Brian,

On Fri, Mar 22, 2019 at 08:57:20AM +0100, Jan Friesse wrote:
- If I manually set 'totem.token' to a higher value, am I responsible
   for tracking the number of nodes in the cluster, to keep in
   alignment with what Red Hat's page says?

Nope. I've tried to explain what is really happening in the manpage
corosync.conf(5). totem.token and totem.token_coefficient are used in
the following formula:

I do see this under token_coefficient, thanks.

Corosync used runtime.config.token.

Cool; thanks.  Bumping up totem.token to 2000 got me over this hump.

- Under these conditions, when corosync exits, why does it do so
   with a zero status? It seems to me that if it exited at all,

That's a good question. How reproducible is the issue? Corosync
shouldn't "exit" with zero status.

If I leave totem.token set to default, %100 in my case.

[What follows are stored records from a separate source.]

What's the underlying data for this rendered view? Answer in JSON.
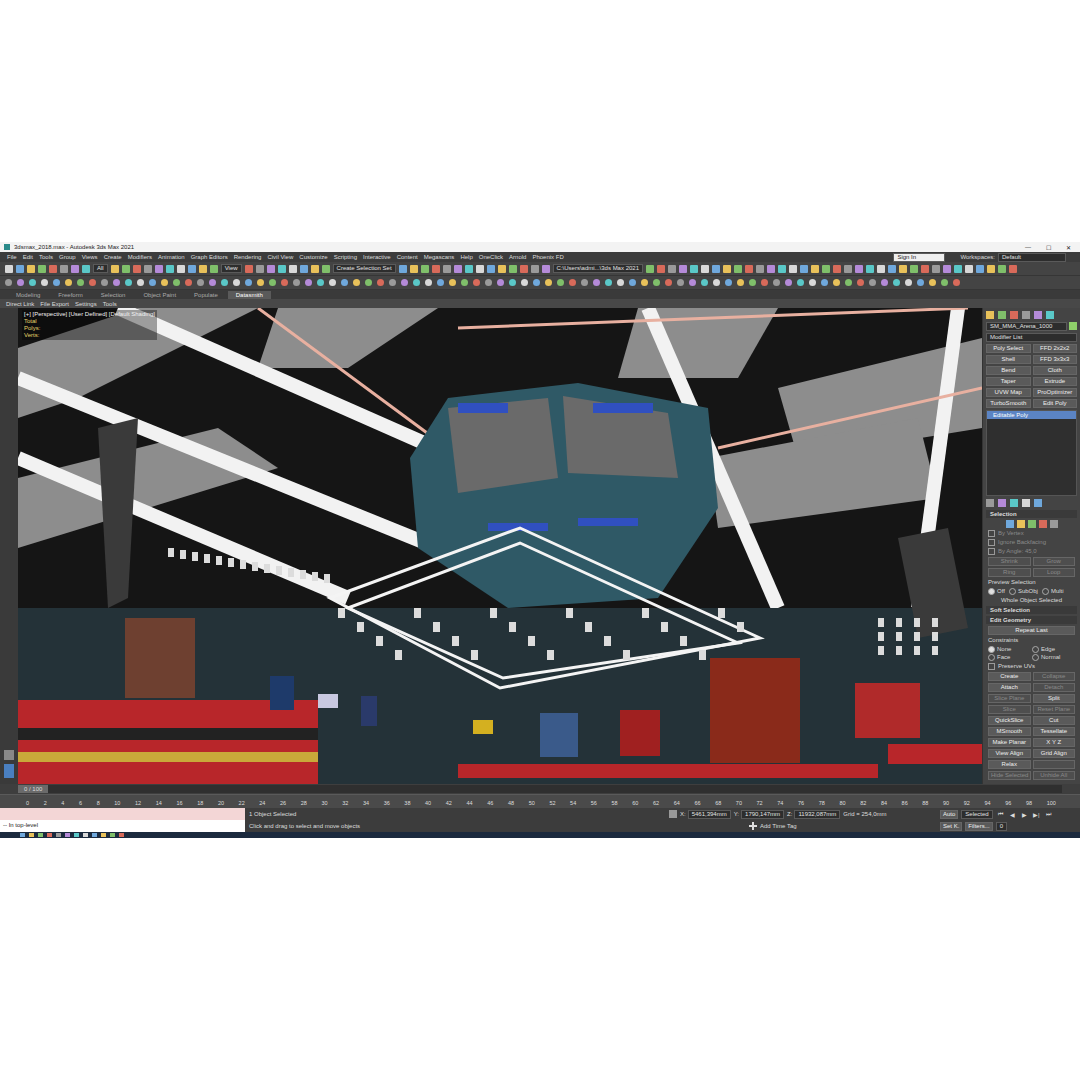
{
  "window": {
    "title": "3dsmax_2018.max - Autodesk 3ds Max 2021",
    "controls": [
      "—",
      "☐",
      "✕"
    ]
  },
  "menu": [
    "File",
    "Edit",
    "Tools",
    "Group",
    "Views",
    "Create",
    "Modifiers",
    "Animation",
    "Graph Editors",
    "Rendering",
    "Civil View",
    "Customize",
    "Scripting",
    "Interactive",
    "Content",
    "Megascans",
    "Help",
    "OneClick",
    "Arnold",
    "Phoenix FD"
  ],
  "sign_in": "Sign In",
  "workspaces": {
    "label": "Workspaces:",
    "value": "Default"
  },
  "toolbar": {
    "filter": "All",
    "view": "View",
    "selection_set": "Create Selection Set",
    "project_path": "C:\\Users\\admi...\\3ds Max 2021"
  },
  "ribbon_tabs": [
    {
      "label": "Modeling",
      "selected": false
    },
    {
      "label": "Freeform",
      "selected": false
    },
    {
      "label": "Selection",
      "selected": false
    },
    {
      "label": "Object Paint",
      "selected": false
    },
    {
      "label": "Populate",
      "selected": false
    },
    {
      "label": "Datasmith",
      "selected": true
    }
  ],
  "ribbon_items": [
    "Direct Link",
    "File Export",
    "Settings",
    "Tools"
  ],
  "viewport": {
    "label": "[+] [Perspective] [User Defined] [Default Shading]",
    "stats": [
      "Total",
      "Polys:",
      "Verts:"
    ]
  },
  "command_panel": {
    "object_name": "SM_MMA_Arena_1000",
    "modifier_list": "Modifier List",
    "modifiers": [
      "Poly Select",
      "FFD 2x2x2",
      "Shell",
      "FFD 3x3x3",
      "Bend",
      "Cloth",
      "Taper",
      "Extrude",
      "UVW Map",
      "ProOptimizer",
      "TurboSmooth",
      "Edit Poly"
    ],
    "stack": [
      {
        "label": "Editable Poly",
        "selected": true
      }
    ],
    "selection": {
      "title": "Selection",
      "options": [
        {
          "label": "By Vertex",
          "checked": false,
          "disabled": true
        },
        {
          "label": "Ignore Backfacing",
          "checked": false,
          "disabled": true
        },
        {
          "label": "By Angle: 45,0",
          "checked": false,
          "disabled": true
        }
      ],
      "buttons": [
        {
          "label": "Shrink",
          "disabled": true
        },
        {
          "label": "Grow",
          "disabled": true
        },
        {
          "label": "Ring",
          "disabled": true
        },
        {
          "label": "Loop",
          "disabled": true
        }
      ],
      "preview_label": "Preview Selection",
      "preview": [
        {
          "label": "Off",
          "selected": true
        },
        {
          "label": "SubObj",
          "selected": false
        },
        {
          "label": "Multi",
          "selected": false
        }
      ],
      "status": "Whole Object Selected"
    },
    "soft_selection": {
      "title": "Soft Selection"
    },
    "edit_geometry": {
      "title": "Edit Geometry",
      "repeat_last": "Repeat Last",
      "constraints_label": "Constraints",
      "constraints": [
        {
          "label": "None",
          "selected": true
        },
        {
          "label": "Edge",
          "selected": false
        },
        {
          "label": "Face",
          "selected": false
        },
        {
          "label": "Normal",
          "selected": false
        }
      ],
      "preserve_uvs": {
        "label": "Preserve UVs",
        "checked": false
      },
      "buttons": [
        {
          "label": "Create",
          "disabled": false
        },
        {
          "label": "Collapse",
          "disabled": true
        },
        {
          "label": "Attach",
          "disabled": false
        },
        {
          "label": "Detach",
          "disabled": true
        },
        {
          "label": "Slice Plane",
          "disabled": true
        },
        {
          "label": "Split",
          "disabled": false
        },
        {
          "label": "Slice",
          "disabled": true
        },
        {
          "label": "Reset Plane",
          "disabled": true
        },
        {
          "label": "QuickSlice",
          "disabled": false
        },
        {
          "label": "Cut",
          "disabled": false
        },
        {
          "label": "MSmooth",
          "disabled": false
        },
        {
          "label": "Tessellate",
          "disabled": false
        },
        {
          "label": "Make Planar",
          "disabled": false
        },
        {
          "label": "X Y Z",
          "disabled": false
        },
        {
          "label": "View Align",
          "disabled": false
        },
        {
          "label": "Grid Align",
          "disabled": false
        },
        {
          "label": "Relax",
          "disabled": false
        },
        {
          "label": "",
          "disabled": true
        },
        {
          "label": "Hide Selected",
          "disabled": true
        },
        {
          "label": "Unhide All",
          "disabled": true
        }
      ]
    }
  },
  "timeline": {
    "frame_label": "0 / 100",
    "level": 0,
    "ticks": [
      "0",
      "2",
      "4",
      "6",
      "8",
      "10",
      "12",
      "14",
      "16",
      "18",
      "20",
      "22",
      "24",
      "26",
      "28",
      "30",
      "32",
      "34",
      "36",
      "38",
      "40",
      "42",
      "44",
      "46",
      "48",
      "50",
      "52",
      "54",
      "56",
      "58",
      "60",
      "62",
      "64",
      "66",
      "68",
      "70",
      "72",
      "74",
      "76",
      "78",
      "80",
      "82",
      "84",
      "86",
      "88",
      "90",
      "92",
      "94",
      "96",
      "98",
      "100"
    ]
  },
  "status_bar": {
    "script_output": "-- In top-level",
    "selection_info": "1 Object Selected",
    "prompt": "Click and drag to select and move objects",
    "coords": [
      {
        "label": "X:",
        "value": "5461,394mm"
      },
      {
        "label": "Y:",
        "value": "1790,147mm"
      },
      {
        "label": "Z:",
        "value": "11932,087mm"
      }
    ],
    "grid": "Grid = 254,0mm",
    "add_time_tag": "Add Time Tag",
    "auto_key": "Auto",
    "key_filter": "Selected",
    "set_key": "Set K.",
    "filters": "Filters...",
    "frame": "0",
    "playback": [
      "⏮",
      "◀",
      "▶",
      "▶|",
      "⏭"
    ]
  }
}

I stand corrected; yesterday, it was %100.  Today, I cannot reproduce
this at all, even with reverting to the defaults.


That's sad

Here is a snippet of output from yesterday's experiments; this is
based on a typescript capture file, so I apologize for the ANSI
screen codes.


Yep, np. Looks just fine.

- by default, systemd doesn't report full log lines.

- by default, CentOS's config of systemd doesn't persist journaled
   logs, so I can't directly review yesterday's efforts.

- and, it looks like I misinterpreted the 'exited' message; corosync
   was enabled and running, but the 'Process' line doesn't report
   on the 'corosync' process, but some systemd utility.

(Let me count the ways I'm coming to dislike systemd...)

I was able to recover logs from /var/log/messages, but other than
the 'Consider token timeout increase' message, it looks hunky-dory.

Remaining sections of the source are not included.